Though, there are many factors that can impact the success or failure of a startup, a feasibility study gives an initial assessment of feasibility. A restaurant feasibility study can begin, after a detailed presentation of a business idea is put together. 

Describing your business vision

A business idea is a lot more detailed than: “I want to open a restaurant!”. To carry out a feasibility study, you have to describe in detail at least the following:

  • What kind of business is being started: a restaurant, a cafe, a food truck empire?
  • Why is the business being started?
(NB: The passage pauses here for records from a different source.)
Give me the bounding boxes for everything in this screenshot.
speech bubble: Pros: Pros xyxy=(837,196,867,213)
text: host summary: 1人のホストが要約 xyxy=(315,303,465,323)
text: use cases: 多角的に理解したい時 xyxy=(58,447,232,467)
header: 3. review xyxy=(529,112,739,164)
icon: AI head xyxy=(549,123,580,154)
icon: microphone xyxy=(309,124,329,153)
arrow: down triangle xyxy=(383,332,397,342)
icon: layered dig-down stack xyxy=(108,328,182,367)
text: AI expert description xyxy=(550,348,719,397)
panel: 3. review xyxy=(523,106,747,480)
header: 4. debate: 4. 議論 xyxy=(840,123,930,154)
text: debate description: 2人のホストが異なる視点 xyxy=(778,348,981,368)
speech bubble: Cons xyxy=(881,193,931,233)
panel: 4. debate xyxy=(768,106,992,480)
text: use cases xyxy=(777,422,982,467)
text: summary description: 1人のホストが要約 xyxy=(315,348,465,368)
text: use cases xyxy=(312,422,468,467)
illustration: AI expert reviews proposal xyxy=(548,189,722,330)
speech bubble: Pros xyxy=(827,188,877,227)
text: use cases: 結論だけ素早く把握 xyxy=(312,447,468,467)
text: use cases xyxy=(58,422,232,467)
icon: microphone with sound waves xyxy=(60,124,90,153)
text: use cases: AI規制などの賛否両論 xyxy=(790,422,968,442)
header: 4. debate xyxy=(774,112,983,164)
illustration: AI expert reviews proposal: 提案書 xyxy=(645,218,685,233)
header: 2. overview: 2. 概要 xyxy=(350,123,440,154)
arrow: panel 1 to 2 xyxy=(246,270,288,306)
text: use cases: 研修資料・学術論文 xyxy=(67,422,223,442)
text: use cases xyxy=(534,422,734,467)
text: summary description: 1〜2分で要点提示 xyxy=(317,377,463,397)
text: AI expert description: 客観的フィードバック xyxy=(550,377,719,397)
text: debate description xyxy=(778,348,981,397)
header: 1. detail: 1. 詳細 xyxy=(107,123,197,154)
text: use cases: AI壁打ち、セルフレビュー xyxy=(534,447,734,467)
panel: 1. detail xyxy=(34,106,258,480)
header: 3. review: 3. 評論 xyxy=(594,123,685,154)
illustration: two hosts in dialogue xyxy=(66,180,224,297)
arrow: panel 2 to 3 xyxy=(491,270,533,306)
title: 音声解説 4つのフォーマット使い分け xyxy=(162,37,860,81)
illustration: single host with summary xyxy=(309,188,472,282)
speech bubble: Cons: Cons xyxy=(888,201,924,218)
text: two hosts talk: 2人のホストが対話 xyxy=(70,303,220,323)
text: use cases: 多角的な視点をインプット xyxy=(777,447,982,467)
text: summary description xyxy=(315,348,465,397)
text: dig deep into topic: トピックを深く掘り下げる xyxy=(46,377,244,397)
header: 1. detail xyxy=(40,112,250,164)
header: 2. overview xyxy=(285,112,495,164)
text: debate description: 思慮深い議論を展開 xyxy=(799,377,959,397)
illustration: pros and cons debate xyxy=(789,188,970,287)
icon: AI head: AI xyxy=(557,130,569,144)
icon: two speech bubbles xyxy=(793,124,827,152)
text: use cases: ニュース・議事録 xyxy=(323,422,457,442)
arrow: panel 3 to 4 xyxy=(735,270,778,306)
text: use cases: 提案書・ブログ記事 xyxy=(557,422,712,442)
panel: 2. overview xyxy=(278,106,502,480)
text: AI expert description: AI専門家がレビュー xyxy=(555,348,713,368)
What demands of the target market will be satisfied, and how will it differ from goods and services offered by its competitors?
  • Whom is the business for, or, in other words, a description of the target audience.
  • What business target does the entrepreneur want to achieve?

Conclusion

To understand if a business is going to work, the feasibility of a business idea should be assessed. It is carried out with a thorough examination of the market. Of course, as the last couple of years have shown, not all potential risks that a startup can encounter can be calculated and identified. A business that tries to save up on the costs of a feasibility study, risks being in the percentage of annually failed startups.

A feasibility study comes before a business plan because it assesses the strengths and weaknesses of the business idea. If the business proposal is deemed feasible, the findings of the feasibility study can be used to improve strategies and tailor the idea to best fit the market.